As already mentioned, the SCR is a four-layer device with three terminals, namely, the anode, the cathode and the gate. When the anode is made positive with respect to the cathode, junctions J1 and J3 are forward biased and junction J2 is reverse-biased and only the leakage current will flow through the device. The SCR is then said to be in the forward blocking state or in the forward mode or off state. But when the cathode is made positive with respect to the anode, junctions J1 and J3 are reverse-biased, a small reverse leakage current will flow through the SCR and the SGR is said to be in the reverse blocking state or in reverse mode.
When the anode is positive with respect to cathode i.e. when the SCR is in forward mode, the SCR does not conduct unless the forward voltage exceeds certain value, called the forward breakover voltage, VFB0. In non-conducting state, the current through the SCR is the leakage current which is very small and is negligible. If a positive gate current is supplied, the SCR can become conducting at a voltage much lesser than forward break-over voltage. The larger the gate current, lower the break-over voltage. With sufficiently large gate current, the SCR behaves identical to PN rectifier. Once the SCR is switched on, the forward voltage drop across it is suddenly reduced to very small value, say about 1 volt. In the conducting or on-state, the current through the SCR is limited by the external impedance.
When the anode is negative with respect to cathode, that is when the SCR is in reverse mode or in blocking state no current flows through the SCR except very small leakage current of the order of few micro-amperes. But if the reverse voltage is increased beyond a certain value, called the reverse break-over voltage, VRB0 avalanche break down takes place. Forward break-over voltage VFB0 is usually higher than reverse breakover voltage,VRBO.
From the foregoing discussion, it can be seen that the SCR has two stable and reversible operating states. The change over from off-state to on-state, called turn-on, can be achieved by increasing the forward voltage beyond VFB0. A more convenient and useful method of turn-on the device employs the gate drive. If the forward voltage is less than the forward break-over voltage, VFB0, it can be turned-on by applying a positive voltage between the gate and the cathode. This method is called the gate control. Another very important feature of the gate is that once the SCR is triggered to on-state the gate loses its control.

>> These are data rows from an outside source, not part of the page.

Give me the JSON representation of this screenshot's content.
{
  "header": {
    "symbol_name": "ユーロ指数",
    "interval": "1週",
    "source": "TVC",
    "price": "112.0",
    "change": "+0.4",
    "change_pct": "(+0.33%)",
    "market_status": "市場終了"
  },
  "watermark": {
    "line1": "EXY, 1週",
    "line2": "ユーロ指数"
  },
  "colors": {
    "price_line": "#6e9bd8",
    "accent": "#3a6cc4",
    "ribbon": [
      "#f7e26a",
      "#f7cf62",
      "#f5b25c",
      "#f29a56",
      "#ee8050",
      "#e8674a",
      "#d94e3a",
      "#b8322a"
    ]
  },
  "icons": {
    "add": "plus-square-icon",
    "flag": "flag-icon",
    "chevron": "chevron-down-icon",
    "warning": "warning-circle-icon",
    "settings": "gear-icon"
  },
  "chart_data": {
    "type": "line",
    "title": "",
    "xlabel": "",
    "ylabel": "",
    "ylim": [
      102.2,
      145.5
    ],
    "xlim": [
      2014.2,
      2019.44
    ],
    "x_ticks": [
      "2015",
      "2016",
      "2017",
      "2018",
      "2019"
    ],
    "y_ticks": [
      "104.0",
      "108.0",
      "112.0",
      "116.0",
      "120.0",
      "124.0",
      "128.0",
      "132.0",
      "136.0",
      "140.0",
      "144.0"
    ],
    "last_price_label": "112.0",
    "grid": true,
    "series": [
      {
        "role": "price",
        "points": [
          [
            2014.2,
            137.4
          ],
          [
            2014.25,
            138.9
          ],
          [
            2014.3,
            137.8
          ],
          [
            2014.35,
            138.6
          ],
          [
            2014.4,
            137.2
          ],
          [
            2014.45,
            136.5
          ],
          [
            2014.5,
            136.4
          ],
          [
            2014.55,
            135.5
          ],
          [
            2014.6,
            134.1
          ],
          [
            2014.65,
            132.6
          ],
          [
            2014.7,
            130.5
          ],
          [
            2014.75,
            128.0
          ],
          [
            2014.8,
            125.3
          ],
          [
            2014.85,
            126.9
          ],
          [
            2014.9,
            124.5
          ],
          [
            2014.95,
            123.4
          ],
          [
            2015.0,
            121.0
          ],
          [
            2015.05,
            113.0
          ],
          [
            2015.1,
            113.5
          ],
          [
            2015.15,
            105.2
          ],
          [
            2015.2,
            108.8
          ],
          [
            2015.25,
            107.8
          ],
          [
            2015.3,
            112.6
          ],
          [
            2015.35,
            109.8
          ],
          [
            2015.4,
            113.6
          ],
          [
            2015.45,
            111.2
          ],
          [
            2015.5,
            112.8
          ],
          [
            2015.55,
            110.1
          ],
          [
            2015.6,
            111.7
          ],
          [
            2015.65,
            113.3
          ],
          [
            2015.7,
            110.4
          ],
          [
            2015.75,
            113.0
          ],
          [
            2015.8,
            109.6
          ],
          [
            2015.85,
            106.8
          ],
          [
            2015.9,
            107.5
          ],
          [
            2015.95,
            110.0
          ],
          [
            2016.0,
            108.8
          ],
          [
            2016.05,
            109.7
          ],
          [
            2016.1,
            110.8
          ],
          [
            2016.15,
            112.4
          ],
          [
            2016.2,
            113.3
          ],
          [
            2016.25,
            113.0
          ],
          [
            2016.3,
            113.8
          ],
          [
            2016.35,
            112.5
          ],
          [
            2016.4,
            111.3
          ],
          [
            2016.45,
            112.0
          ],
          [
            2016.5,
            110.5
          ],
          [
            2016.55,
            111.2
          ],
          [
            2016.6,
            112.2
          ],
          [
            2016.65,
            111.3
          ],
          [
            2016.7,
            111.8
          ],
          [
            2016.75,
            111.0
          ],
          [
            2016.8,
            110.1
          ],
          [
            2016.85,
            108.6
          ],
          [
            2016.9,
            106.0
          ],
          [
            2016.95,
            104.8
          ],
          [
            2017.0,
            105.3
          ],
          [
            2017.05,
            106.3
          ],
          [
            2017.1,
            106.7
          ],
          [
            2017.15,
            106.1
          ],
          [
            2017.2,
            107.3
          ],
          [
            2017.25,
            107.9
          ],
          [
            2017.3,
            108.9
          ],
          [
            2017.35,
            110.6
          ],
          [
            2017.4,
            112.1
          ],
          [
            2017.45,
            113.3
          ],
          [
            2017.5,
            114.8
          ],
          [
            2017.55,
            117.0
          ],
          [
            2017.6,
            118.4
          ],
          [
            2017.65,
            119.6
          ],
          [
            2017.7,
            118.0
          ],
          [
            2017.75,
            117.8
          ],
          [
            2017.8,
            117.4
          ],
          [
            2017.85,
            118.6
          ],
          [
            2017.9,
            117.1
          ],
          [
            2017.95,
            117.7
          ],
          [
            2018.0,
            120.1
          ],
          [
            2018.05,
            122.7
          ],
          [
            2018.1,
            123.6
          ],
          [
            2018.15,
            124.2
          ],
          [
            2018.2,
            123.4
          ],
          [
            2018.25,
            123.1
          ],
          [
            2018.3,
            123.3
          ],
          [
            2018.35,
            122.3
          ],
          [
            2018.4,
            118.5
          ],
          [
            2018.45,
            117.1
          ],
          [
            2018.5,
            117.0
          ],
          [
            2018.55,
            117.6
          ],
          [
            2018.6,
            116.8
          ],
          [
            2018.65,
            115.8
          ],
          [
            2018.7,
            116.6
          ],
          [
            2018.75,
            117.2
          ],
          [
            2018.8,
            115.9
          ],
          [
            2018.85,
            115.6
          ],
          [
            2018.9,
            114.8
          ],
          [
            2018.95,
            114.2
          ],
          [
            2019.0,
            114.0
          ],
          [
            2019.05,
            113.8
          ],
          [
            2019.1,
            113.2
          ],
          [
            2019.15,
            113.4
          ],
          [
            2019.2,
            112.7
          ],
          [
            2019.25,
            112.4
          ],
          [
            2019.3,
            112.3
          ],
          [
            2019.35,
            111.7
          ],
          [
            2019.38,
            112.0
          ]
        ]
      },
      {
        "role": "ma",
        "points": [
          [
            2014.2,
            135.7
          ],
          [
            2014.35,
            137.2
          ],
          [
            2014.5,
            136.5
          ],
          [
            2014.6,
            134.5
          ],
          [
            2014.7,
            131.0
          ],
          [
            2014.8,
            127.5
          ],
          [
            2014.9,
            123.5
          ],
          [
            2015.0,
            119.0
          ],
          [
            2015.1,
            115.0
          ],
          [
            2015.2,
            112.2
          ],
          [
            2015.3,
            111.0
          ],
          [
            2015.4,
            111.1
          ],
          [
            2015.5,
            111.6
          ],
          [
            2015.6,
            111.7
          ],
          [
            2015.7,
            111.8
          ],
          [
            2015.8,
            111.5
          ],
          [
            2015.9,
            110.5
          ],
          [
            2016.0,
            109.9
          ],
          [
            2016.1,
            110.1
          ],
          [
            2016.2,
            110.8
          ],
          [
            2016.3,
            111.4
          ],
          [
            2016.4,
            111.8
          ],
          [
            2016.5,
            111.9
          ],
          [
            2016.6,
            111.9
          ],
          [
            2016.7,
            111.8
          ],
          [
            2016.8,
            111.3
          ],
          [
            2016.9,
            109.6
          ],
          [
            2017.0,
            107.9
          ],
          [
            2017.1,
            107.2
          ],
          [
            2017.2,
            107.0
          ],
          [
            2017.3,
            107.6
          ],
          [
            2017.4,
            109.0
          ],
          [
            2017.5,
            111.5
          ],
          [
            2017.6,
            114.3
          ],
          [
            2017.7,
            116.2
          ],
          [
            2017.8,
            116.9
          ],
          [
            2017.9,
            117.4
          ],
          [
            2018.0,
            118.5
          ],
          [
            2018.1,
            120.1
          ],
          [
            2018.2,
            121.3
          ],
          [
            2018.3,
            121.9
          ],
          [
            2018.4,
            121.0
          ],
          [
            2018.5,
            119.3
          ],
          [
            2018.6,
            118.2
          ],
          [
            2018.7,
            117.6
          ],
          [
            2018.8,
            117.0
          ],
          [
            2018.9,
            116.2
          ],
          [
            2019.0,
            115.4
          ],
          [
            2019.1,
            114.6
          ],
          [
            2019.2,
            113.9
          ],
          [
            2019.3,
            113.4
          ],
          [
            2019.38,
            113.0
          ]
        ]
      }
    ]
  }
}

The switching action of gate takes place only when
(i) SCR is forward biased i.e. anode is positive with respect to cathode, and
(ii) Suitable positive voltage is applied between the gate and the cathode.
Once the SCR has been switched on, it has no control on the amount of current flowing through it. The current through the SCR is entirely controlled by the external impedance connected in the circuit and the applied voltage. There is, however, a very small, about 1 V, potential drop across the SCR. The forward current through the SCR can be reduced by reducing the applied voltage or by increasing the circuit impedance. There is, however, a minimum forward current that must be maintained to keep the SCR in conducting state. This is called the holding current rating of SCR. If the current through the SCR is reduced below the level of holding current, the device returns to off-state or blocking state.
The SCR can be switched off by reducing the forward current below the level of holding current which may be done either by reducing the applied voltage or by increasing the circuit impedance.
Note : The gate can only trigger or switch-on the SCR, it cannot switch off.
Alternatively the SCR can be switched off by applying negative voltage to the anode (reverse mode), the SCR naturally will be switched off.
Here one point is worth mentioning, the SCR takes certain time to switch off. The time, called the turn-off time, must be allowed before forward voltage may be applied again otherwise the device will switch-on with forward voltage without any gate pulse. The turn-off time is about 15 micro-seconds, which is immaterial when dealing with power frequency, but this becomes important in the inverter circuits, which are to operate at high frequency.